Perhaps, the purpose for alternative, popular language serves as mechanism to make the gospel seem “cool.” On the one hand, I do agree that cultural translation is important to effectively communicate the message of Jesus Christ. Language is key to translating the message of Christ. On the other hand, the message and life of Christ requires that preaching maintain commitment to a message that emphasizes the absolute difference between holiness and unholiness. So then, making the gospel practical and relevant to people of all walks of life, multiple vernaculars, and in changing times is essential for translating the gospel message with relevance.

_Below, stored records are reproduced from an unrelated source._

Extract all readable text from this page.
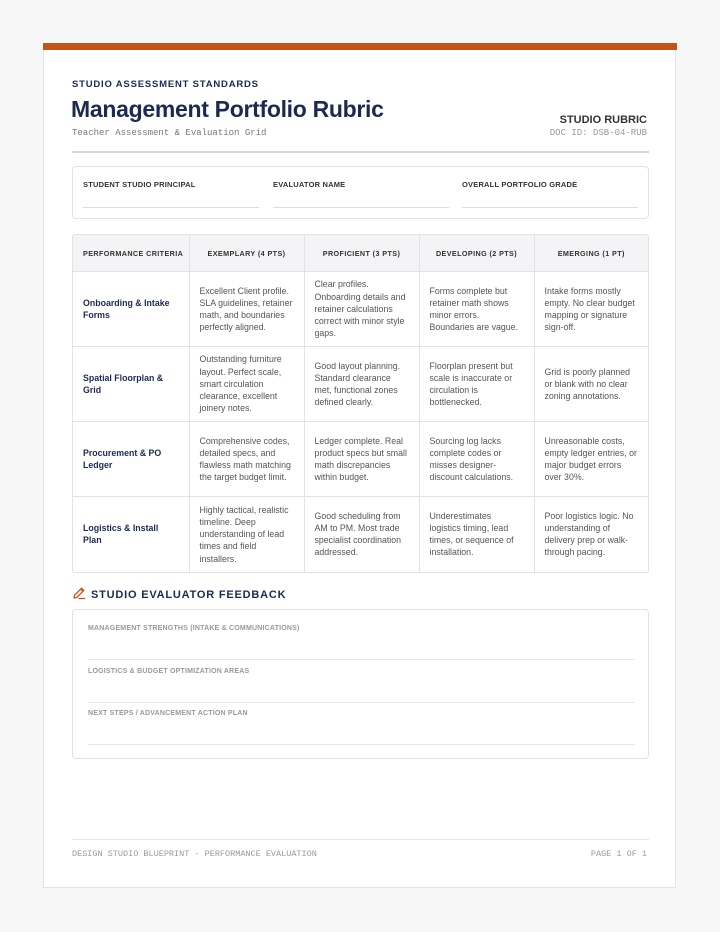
STUDIO ASSESSMENT STANDARDS
Management Portfolio Rubric
Teacher Assessment & Evaluation Grid
STUDIO RUBRIC
DOC ID: DSB-04-RUB
STUDENT STUDIO PRINCIPAL	EVALUATOR NAME	OVERALL PORTFOLIO GRADE
PERFORMANCE CRITERIA	EXEMPLARY (4 PTS)	PROFICIENT (3 PTS)	DEVELOPING (2 PTS)	EMERGING (1 PT)
Onboarding & Intake Forms	Excellent Client profile. SLA guidelines, retainer math, and boundaries perfectly aligned.	Clear profiles. Onboarding details and retainer calculations correct with minor style gaps.	Forms complete but retainer math shows minor errors. Boundaries are vague.	Intake forms mostly empty. No clear budget mapping or signature sign-off.
Spatial Floorplan & Grid	Outstanding furniture layout. Perfect scale, smart circulation clearance, excellent joinery notes.	Good layout planning. Standard clearance met, functional zones defined clearly.	Floorplan present but scale is inaccurate or circulation is bottlenecked.	Grid is poorly planned or blank with no clear zoning annotations.
Procurement & PO Ledger	Comprehensive codes, detailed specs, and flawless math matching the target budget limit.	Ledger complete. Real product specs but small math discrepancies within budget.	Sourcing log lacks complete codes or misses designer-discount calculations.	Unreasonable costs, empty ledger entries, or major budget errors over 30%.
Logistics & Install Plan	Highly tactical, realistic timeline. Deep understanding of lead times and field installers.	Good scheduling from AM to PM. Most trade specialist coordination addressed.	Underestimates logistics timing, lead times, or sequence of installation.	Poor logistics logic. No understanding of delivery prep or walk-through pacing.
STUDIO EVALUATOR FEEDBACK
MANAGEMENT STRENGTHS (INTAKE & COMMUNICATIONS)
LOGISTICS & BUDGET OPTIMIZATION AREAS
NEXT STEPS / ADVANCEMENT ACTION PLAN
DESIGN STUDIO BLUEPRINT - PERFORMANCE EVALUATION	PAGE 1 OF 1
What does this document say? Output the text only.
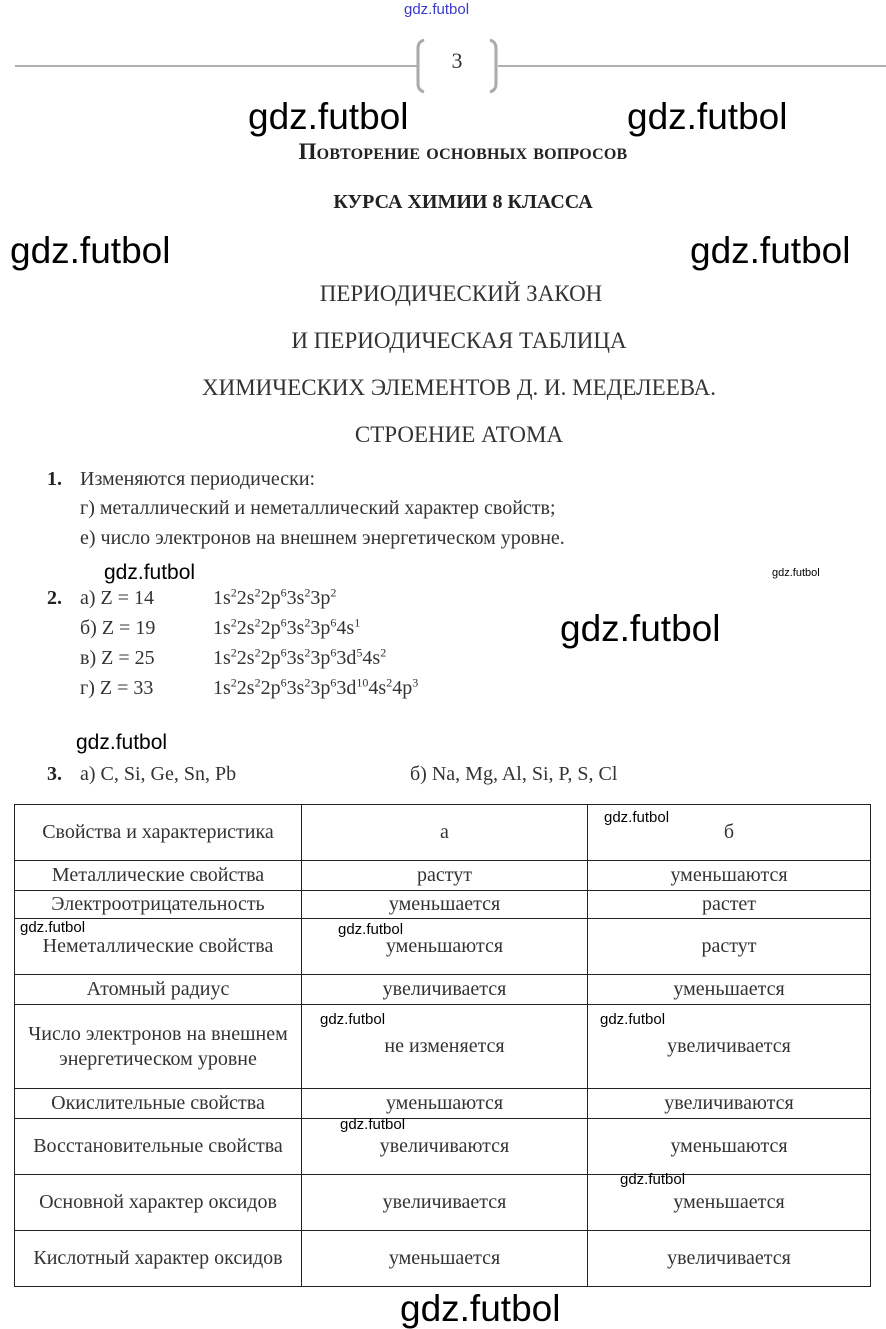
gdz.futbol
3
Повторение основных вопросов
КУРСА ХИМИИ 8 КЛАССА
ПЕРИОДИЧЕСКИЙ ЗАКОН
И ПЕРИОДИЧЕСКАЯ ТАБЛИЦА
ХИМИЧЕСКИХ ЭЛЕМЕНТОВ Д. И. МЕДЕЛЕЕВА.
СТРОЕНИЕ АТОМА
1. Изменяются периодически:
г) металлический и неметаллический характер свойств;
е) число электронов на внешнем энергетическом уровне.
2. а) Z = 14	$1s^22s^22p^63s^23p^2$
б) Z = 19	$1s^22s^22p^63s^23p^64s^1$
в) Z = 25	$1s^22s^22p^63s^23p^63d^54s^2$
г) Z = 33	$1s^22s^22p^63s^23p^63d^{10}4s^24p^3$
3. а) C, Si, Ge, Sn, Pb	б) Na, Mg, Al, Si, P, S, Cl
Свойства и характеристика	а	б
Металлические свойства	растут	уменьшаются
Электроотрицательность	уменьшается	растет
Неметаллические свойства	уменьшаются	растут
Атомный радиус	увеличивается	уменьшается
Число электронов на внешнем энергетическом уровне	не изменяется	увеличивается
Окислительные свойства	уменьшаются	увеличиваются
Восстановительные свойства	увеличиваются	уменьшаются
Основной характер оксидов	увеличивается	уменьшается
Кислотный характер оксидов	уменьшается	увеличивается
gdz.futbol	gdz.futbol
gdz.futbol	gdz.futbol
gdz.futbol	gdz.futbol
gdz.futbol
gdz.futbol
gdz.futbol
gdz.futbol
gdz.futbol
gdz.futbol	gdz.futbol
gdz.futbol
gdz.futbol
gdz.futbol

There is a thin line, however, between drawing from cultural signs, symbols, patterns and languages to communicate a more profound message from a biblical worldview and drawing from the worldview of society and applying those worldviews onto biblical concepts. When found guilty of the latter, one risks improper ideological syncretism. It is important, moreover, to note that biblical holiness has internal norms by which it transforms people from living out worldviews and systems of beliefs, which are contrary to those internal norms. So, while we use relevant vernacular, contemporary signs, symbols, patters, and other tools to communicate God’ Word, we must remain in tune with the enduring nature of God’s character — holiness to which all believers are called.
The founder of the Methodist churches, John Wesley, once said, “True religion consists in the living relationship of God.” As I have suggested in other posts, preaching should not seek to bifurcate “religion and relationship.” Rather, preaching must propagate what Wesley calls “true religion,” which includes binding one’s self to biblical teachings, consisting of a vibrant relationship with God. Let the Church cry, “Holy!”
. Stanley Hauerwas and William H. Willimon, Resident Aliens: Life in the Christian Colony (Nashville: Abingdon Press, 1989), 17, 18.